# 00 - Import CSV with All Data
**The CSV is expected to be in this format**
- ID and absolute paths to niftis are critical
```
+-----+----------------------------+--------------+--------------+--------------+
| ID  | Nifti_File_Path            | Covariate_1  | Covariate_2  | Covariate_3  |
+-----+----------------------------+--------------+--------------+--------------+
| 1   | /path/to/file1.nii.gz      | 0.5          | 1.2          | 3.4          |
| 2   | /path/to/file2.nii.gz      | 0.7          | 1.4          | 3.1          |
| 3   | /path/to/file3.nii.gz      | 0.6          | 1.5          | 3.5          |
| 4   | /path/to/file4.nii.gz      | 0.9          | 1.1          | 3.2          |
| ... | ...                        | ...          | ...          | ...          |
+-----+----------------------------+--------------+--------------+--------------+
```

Prep Output Direction

In [None]:
# Specify where you want to save your results to
out_dir = '/Users/cu135/Partners HealthCare Dropbox/Calvin Howard/studies/atrophy_seeds_2023/Figures/agreement_of_experts/distribution_figures'

Import Data

In [None]:
# Specify the path to your CSV file containing NIFTI paths
input_csv_path = '/Users/cu135/Partners HealthCare Dropbox/Calvin Howard/resources/datasets/DBS_studies_influencing_memory/metadata/master_list2.csv'
sheet = None

In [None]:
from calvin_utils.permutation_analysis_utils.statsmodels_palm import CalvinStatsmodelsPalm
# Instantiate the PalmPrepararation class
cal_palm = CalvinStatsmodelsPalm(input_csv_path=input_csv_path, output_dir=out_dir, sheet=sheet)
# Call the process_nifti_paths method
data_df = cal_palm.read_and_display_data()

# 01 - Preprocess Your Data

**Handle NANs**
- Set drop_nans=True is you would like to remove NaNs from data
- Provide a column name or a list of column names to remove NaNs from

In [None]:
data_df.columns

In [None]:
drop_list = ['Pre_Post_Memory_Effect_Size__Cohen_s_D_', 'all_datasets_weighted_avg_r_map_pcc_inverse_r_map_average_target_in_subject']

In [None]:
data_df = cal_palm.drop_nans_from_columns(columns_to_drop_from=drop_list)
display(data_df)

**Drop Row Based on Value of Column**

Define the column, condition, and value for dropping rows
- column = 'your_column_name'
- condition = 'above'  # Options: 'equal', 'above', 'below'

In [None]:
data_df.columns

Set the parameters for dropping rows

In [None]:
column = 'Memory_Specific'  # The column you'd like to evaluate
condition = 'equal'  # The condition to check ('equal', 'above', 'below', 'not')
value = 0 # The value to drop if found

In [None]:
data_df, other_df = cal_palm.drop_rows_based_on_value(column, condition, value)
display(data_df)

**Standardize Data**
- Enter Columns you Don't want to standardize into a list

In [None]:
# Remove anything you don't want to standardize
cols_not_to_standardize = None # ['Z_Scored_Percent_Cognitive_Improvement_By_Origin_Group', 'Z_Scored_Subiculum_T_By_Origin_Group_'] #['Age']

In [None]:
data_df = cal_palm.standardize_columns(cols_not_to_standardize)
data_df

In [None]:
# for col in data_df.columns:
#     if 'CSF' and 'eh' not in col:
#         data_df[col] = data_df[col] * -1

# 02 - Compare Distributions Across 2 Categories

In [None]:
import seaborn as sns
import pandas as pd
import numpy as np
import matplotlib.pyplot as plt
from scipy.stats import ttest_ind
from itertools import combinations
import math

class DataAnalysis:
    
    def __init__(self, xlim=None):
        """
        Initialize the DataAnalysis class with optional x-axis limits for plots.
        
        Parameters:
        xlim (tuple): Optional.

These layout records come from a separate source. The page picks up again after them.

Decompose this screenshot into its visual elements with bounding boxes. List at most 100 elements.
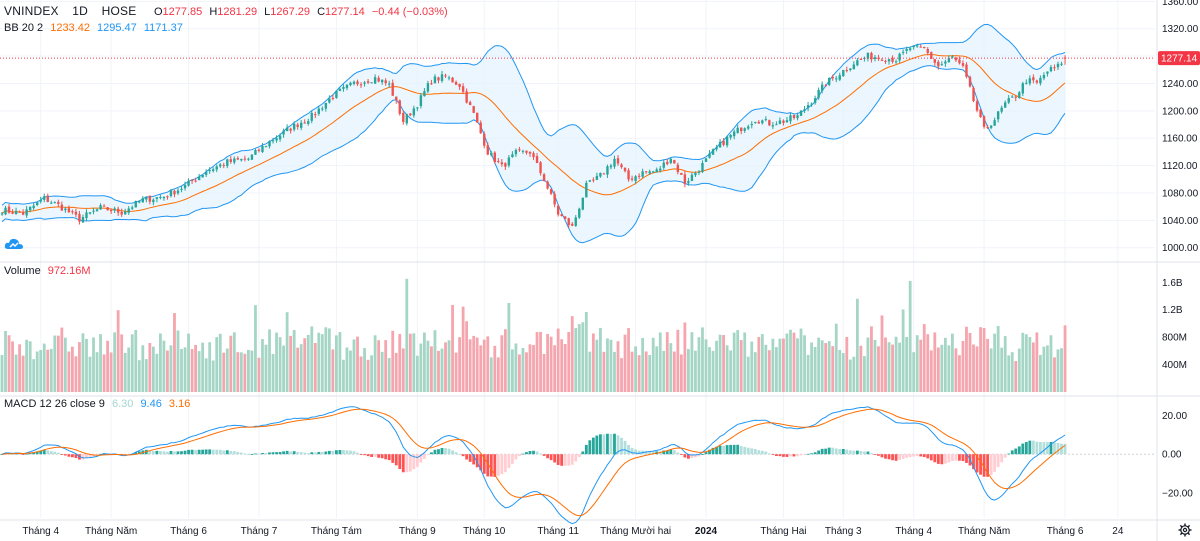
macd-histogram-bar: [996, 454, 1000, 468]
volume-legend[interactable]: Volume 972.16M: [4, 265, 91, 277]
macd-histogram-bar: [870, 453, 873, 455]
volume-bar: [95, 352, 99, 392]
volume-bar: [989, 348, 993, 392]
volume-bar: [180, 348, 183, 392]
macd-histogram-bar: [1003, 454, 1007, 458]
candle-body: [535, 156, 539, 163]
candle-body: [595, 175, 599, 180]
candle-body: [877, 57, 880, 59]
candle-body: [518, 149, 521, 151]
candle-body: [292, 123, 296, 130]
volume-bar: [1031, 342, 1035, 392]
macd-histogram-bar: [373, 454, 377, 457]
macd-histogram-bar: [194, 449, 197, 455]
candle-body: [36, 202, 39, 206]
macd-histogram-bar: [715, 446, 718, 455]
candle-body: [757, 121, 760, 124]
macd-histogram-bar: [345, 450, 349, 455]
volume-bar: [141, 345, 145, 392]
candle-body: [1032, 77, 1035, 81]
macd-histogram-bar: [817, 450, 821, 455]
time-tick-label: Tháng 4: [22, 526, 59, 537]
volume-bar: [335, 335, 338, 392]
symbol-title[interactable]: VNINDEX 1D HOSE: [4, 4, 137, 18]
volume-bar: [71, 346, 74, 392]
macd-histogram-bar: [926, 454, 930, 459]
candle-body: [1018, 92, 1021, 98]
volume-bar: [813, 346, 817, 392]
candle-body: [134, 200, 137, 208]
volume-bar: [412, 333, 416, 392]
macd-legend[interactable]: MACD 12 26 close 9 6.30 9.46 3.16: [4, 398, 191, 410]
volume-bar: [254, 305, 257, 392]
macd-histogram-bar: [426, 454, 430, 455]
volume-bar: [440, 348, 444, 392]
bollinger-bands: [1, 23, 1066, 244]
macd-histogram-bar: [1056, 442, 1060, 455]
macd-histogram-bar: [679, 454, 683, 455]
macd-histogram-bar: [42, 449, 46, 455]
volume-bar: [806, 354, 810, 392]
volume-bar: [401, 348, 405, 392]
candle-body: [254, 150, 257, 155]
macd-histogram-bar: [813, 452, 817, 455]
volume-bar: [1003, 336, 1007, 392]
cloud-logo-icon[interactable]: [4, 236, 24, 252]
price-tick-label: 1160.00: [1162, 134, 1198, 145]
volume-bar: [1042, 346, 1046, 392]
volume-bar: [824, 343, 828, 392]
candle-body: [507, 157, 511, 166]
candle-body: [109, 209, 113, 212]
macd-histogram-bar: [173, 451, 176, 455]
volume-bar: [342, 359, 345, 392]
candle-body: [373, 77, 377, 84]
macd-histogram-bar: [644, 450, 648, 455]
macd-histogram-bar: [88, 454, 92, 458]
volume-bar: [310, 326, 314, 392]
volume-bar: [211, 360, 215, 392]
candle-body: [243, 158, 247, 160]
volume-bar: [655, 346, 659, 392]
macd-histogram-bar: [535, 451, 539, 455]
volume-bar: [433, 330, 437, 392]
volume-bar: [49, 348, 53, 392]
volume-bar: [750, 341, 754, 392]
volume-bar: [616, 341, 620, 392]
candle-body: [476, 112, 479, 123]
volume-bar: [951, 333, 954, 392]
candle-body: [289, 128, 292, 131]
candle-body: [1035, 80, 1039, 83]
macd-histogram-bar: [989, 454, 993, 476]
macd-histogram-bar: [1021, 443, 1025, 455]
candle-body: [982, 116, 986, 127]
macd-histogram-bar: [792, 454, 796, 457]
macd-histogram-bar: [947, 454, 951, 463]
macd-histogram-bar: [514, 454, 518, 460]
macd-histogram-bar: [951, 454, 954, 461]
volume-bar: [359, 356, 363, 392]
volume-bar: [954, 348, 958, 392]
volume-bar: [602, 351, 606, 392]
volume-bar: [771, 338, 775, 392]
candle-body: [11, 212, 14, 214]
volume-bar: [683, 322, 687, 392]
bb-legend[interactable]: BB 20 2 1233.42 1295.47 1171.37: [4, 22, 183, 34]
candle-body: [461, 86, 465, 92]
candle-body: [1014, 96, 1017, 98]
candle-body: [539, 162, 542, 174]
volume-bar: [454, 352, 458, 392]
candle-body: [898, 53, 901, 61]
macd-histogram-bar: [915, 454, 919, 457]
volume-bar: [919, 339, 923, 392]
volume-bar: [870, 326, 873, 392]
candle-body: [856, 60, 859, 66]
candle-body: [1000, 107, 1003, 112]
macd-histogram-bar: [430, 452, 433, 455]
macd-histogram-bar: [159, 451, 162, 455]
gear-icon[interactable]: [1178, 523, 1192, 537]
volume-bar: [542, 353, 546, 392]
candle-body: [768, 120, 771, 126]
volume-bar: [394, 352, 398, 392]
candle-body: [785, 120, 789, 123]
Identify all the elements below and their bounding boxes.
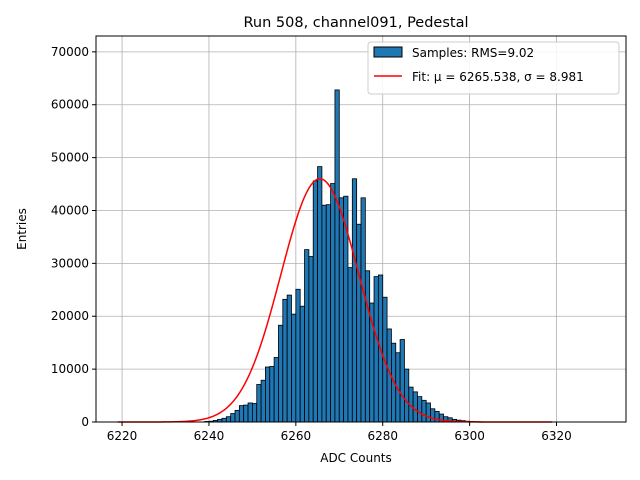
histogram-bar [347, 267, 353, 423]
histogram-bar [260, 379, 266, 423]
histogram-bar [295, 288, 301, 423]
histogram-bar [351, 178, 358, 423]
y-tick-label: 60000 [51, 98, 89, 112]
x-tick-label: 6240 [194, 429, 225, 443]
y-tick-label: 0 [81, 415, 89, 429]
legend-fit-label: Fit: μ = 6265.538, σ = 8.981 [412, 70, 584, 84]
x-tick-label: 6280 [367, 429, 398, 443]
histogram-bar [286, 294, 292, 423]
histogram-bar [234, 409, 240, 423]
histogram-bar [256, 384, 262, 423]
histogram-bar [251, 403, 258, 423]
histogram-bar [312, 180, 318, 423]
histogram-bar [356, 223, 362, 423]
histogram-bar [412, 391, 418, 423]
legend-samples-label: Samples: RMS=9.02 [412, 46, 534, 60]
histogram-bar [364, 270, 371, 423]
histogram-bar [230, 413, 236, 423]
plot-frame [95, 35, 627, 423]
y-axis-label: Entries [15, 208, 29, 250]
x-axis-ticks: 6220 6240 6260 6280 6300 6320 [107, 422, 572, 443]
legend-samples-swatch [373, 46, 403, 58]
x-tick-label: 6220 [107, 429, 138, 443]
y-tick-label: 40000 [51, 203, 89, 217]
histogram-bar [273, 357, 279, 423]
chart-title: Run 508, channel091, Pedestal [243, 15, 468, 31]
y-tick-label: 20000 [51, 309, 89, 323]
histogram-bar [282, 298, 288, 423]
x-tick-label: 6300 [454, 429, 485, 443]
histogram-bar [299, 305, 305, 423]
legend: Samples: RMS=9.02 Fit: μ = 6265.538, σ =… [367, 41, 620, 95]
histogram-bar [321, 204, 327, 423]
y-tick-label: 50000 [51, 151, 89, 165]
histogram-bar [325, 204, 331, 423]
histogram-bar [278, 324, 284, 423]
histogram-bar [434, 411, 440, 423]
histogram-bar [308, 256, 314, 423]
histogram-bar [265, 366, 271, 423]
histogram-bar [338, 197, 345, 423]
histogram-bar [247, 402, 253, 423]
x-axis-label: ADC Counts [320, 451, 392, 465]
histogram-bar [243, 404, 249, 423]
histogram-bar [291, 313, 297, 423]
histogram-bar [238, 405, 245, 423]
histogram-bar [425, 402, 431, 423]
histogram-bar [399, 339, 405, 423]
histogram-bar [360, 197, 366, 423]
histogram-bar [430, 408, 436, 423]
histogram-bar [304, 249, 310, 423]
histogram-bar [404, 368, 410, 423]
y-tick-label: 30000 [51, 256, 89, 270]
x-tick-label: 6260 [281, 429, 312, 443]
histogram-bar [330, 183, 336, 423]
x-tick-label: 6320 [541, 429, 572, 443]
histogram-bar [334, 89, 340, 423]
histogram-bar [317, 166, 323, 423]
histogram-bar [417, 396, 423, 423]
y-tick-label: 10000 [51, 362, 89, 376]
histogram-bar [269, 366, 275, 423]
y-tick-label: 70000 [51, 45, 89, 59]
histogram-bar [221, 417, 227, 423]
histogram-bar [421, 399, 427, 423]
y-axis-ticks: 0 10000 20000 30000 40000 50000 60000 70000 [51, 45, 96, 429]
histogram-bar [373, 276, 379, 423]
histogram-bar [225, 416, 232, 423]
legend-box [367, 41, 620, 95]
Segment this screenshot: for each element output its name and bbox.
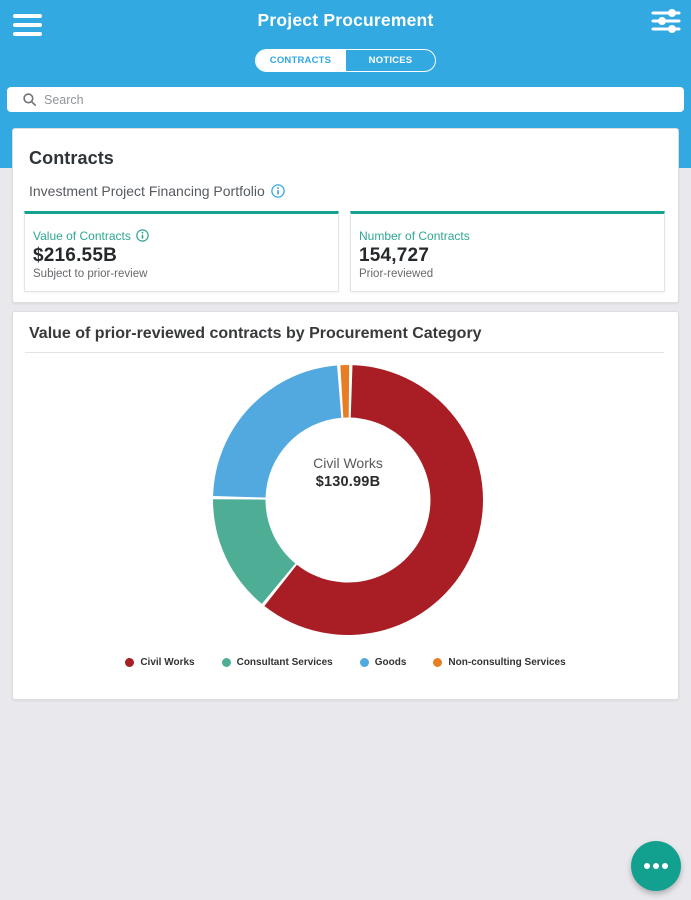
portfolio-subtitle: Investment Project Financing Portfolio	[29, 183, 265, 199]
info-icon[interactable]	[136, 229, 149, 242]
sliders-icon	[651, 9, 681, 33]
legend-dot	[359, 657, 369, 667]
legend-label: Consultant Services	[236, 656, 333, 668]
fab-more-button[interactable]	[631, 841, 681, 891]
more-dots-icon	[643, 862, 669, 870]
app-title: Project Procurement	[257, 10, 434, 30]
menu-button[interactable]	[13, 14, 42, 36]
contracts-card: Contracts Investment Project Financing P…	[12, 128, 679, 303]
info-icon[interactable]	[271, 184, 285, 198]
chart-card: Value of prior-reviewed contracts by Pro…	[12, 311, 679, 700]
stat-caption: Prior-reviewed	[359, 268, 434, 280]
legend-label: Civil Works	[140, 656, 195, 668]
legend-item-non-consulting-services[interactable]: Non-consulting Services	[433, 656, 566, 668]
hamburger-icon	[13, 14, 42, 36]
stats-row: Value of Contracts $216.55B Subject to p…	[24, 211, 665, 292]
stat-label: Number of Contracts	[359, 228, 470, 243]
chart-title: Value of prior-reviewed contracts by Pro…	[29, 325, 482, 342]
contracts-card-title: Contracts	[29, 148, 114, 168]
donut-segment-goods[interactable]	[213, 365, 342, 498]
search-input[interactable]	[44, 87, 674, 112]
search-bar	[7, 87, 684, 112]
stat-label: Value of Contracts	[33, 228, 131, 243]
stat-caption: Subject to prior-review	[33, 268, 148, 280]
filter-button[interactable]	[648, 8, 684, 36]
stat-value: $216.55B	[33, 245, 118, 266]
legend-item-civil-works[interactable]: Civil Works	[125, 656, 195, 668]
divider	[25, 352, 664, 353]
donut-chart	[213, 365, 483, 635]
legend-dot	[125, 657, 135, 667]
legend-label: Non-consulting Services	[448, 656, 566, 668]
stat-number-of-contracts: Number of Contracts 154,727 Prior-review…	[350, 211, 665, 292]
portfolio-subtitle-row: Investment Project Financing Portfolio	[29, 183, 285, 199]
stat-value-of-contracts: Value of Contracts $216.55B Subject to p…	[24, 211, 339, 292]
legend-item-goods[interactable]: Goods	[359, 656, 407, 668]
legend-dot	[433, 657, 443, 667]
legend-item-consultant-services[interactable]: Consultant Services	[221, 656, 333, 668]
stat-label-row: Value of Contracts	[33, 228, 330, 243]
stat-label-row: Number of Contracts	[359, 228, 656, 243]
donut-segment-non-consulting-services[interactable]	[340, 365, 350, 418]
legend-dot	[221, 657, 231, 667]
tab-contracts[interactable]: CONTRACTS	[256, 50, 345, 71]
legend-label: Goods	[374, 656, 407, 668]
donut-segment-consultant-services[interactable]	[213, 499, 296, 604]
donut-segment-civil-works[interactable]	[264, 365, 483, 635]
stat-value: 154,727	[359, 245, 430, 266]
search-icon	[23, 93, 36, 106]
tab-notices[interactable]: NOTICES	[345, 50, 435, 71]
chart-legend: Civil Works Consultant Services Goods Non-c…	[13, 650, 678, 674]
tab-bar: CONTRACTS NOTICES	[255, 49, 436, 72]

A tuple specifying the x-axis limits (min, max) for the plots.
        """
        self.xlim = xlim
    
    def t_test(self, sample1, sample2):
        """
        Perform the 2-sample t-test for two samples.
        
        Parameters:
        sample1 (array-like): First sample data.
        sample2 (array-like): Second sample data.
        
        Returns:
        tuple: T statistic and p-value.
        """
        t_stat, p_value = ttest_ind(sample1, sample2)
        return t_stat, p_value
    
    def plot_boxplot(self, pivoted_df, ax, title, t_test_results):
        """
        Plot boxplots with jittered points for columns in the pivoted DataFrame.
        
        Parameters:
        pivoted_df (DataFrame): Pivoted DataFrame with samples as columns.
        ax (matplotlib.axes.Axes): Axes object to plot on.
        title (str): Title of the plot.
        t_test_results (dict): Dictionary containing t-test results for each pair of columns.
        """
        sns.boxplot(data=pivoted_df, ax=ax, palette="Set3")
        sns.stripplot(data=pivoted_df, ax=ax, color='black', jitter=True, dodge=True, alpha=0.6)
        
        ax.set_title(title)
        ax.set_xlabel('Categories')
        ax.set_ylabel('Values')
        if self.xlim is not None:
            ax.set_xlim(self.xlim[0], self.xlim[1])
        
        sns.despine()
        ax.grid(False)
        
        # Add t-test results at the bottom right-hand side
        text = "\n".join([f"{pair[0]}-{pair[1]}: p = {result[1]:.3e}" for pair, result in t_test_results.items()])
        ax.text(0.95, 0.05, text, ha='right', va='bottom', transform=ax.transAxes, fontsize=10, bbox=dict(facecolor='white', alpha=0.0))

    def t_test_and_plot_boxplot(self, df, concat_col, category_cols, ax, verbose=False):
        """
        Perform t-test and plot boxplots for a given concatenation column.
        
        Parameters:
        df (DataFrame): Original DataFrame.
        concat_col (str): Column name to be concatenated for pivoting.
        category_cols (list): List of columns to categorize by.
        ax (matplotlib.axes.Axes): Axes object to plot on.
        verbose (bool): Optional. If True, print detailed t-test results.
        
        Returns:
        dict: Dictionary of t-test results for each pair of columns in the pivoted DataFrame.
        """
        pivoted_df = self.pivot_dataframe(df, concat_col, category_cols)
        
        t_test_results = {}
        
        for col1, col2 in combinations(pivoted_df.columns, 2):
            sample1 = pivoted_df[col1].dropna()
            sample2 = pivoted_df[col2].dropna()
            t_stat, p_value = self.t_test(sample1, sample2)
            t_test_results[(col1, col2)] = (t_stat, p_value)
            if verbose:
                print(f"T Statistic for {col1} vs {col2}: {t_stat}")
                print(f"P-value for {col1} vs {col2}: {p_value}")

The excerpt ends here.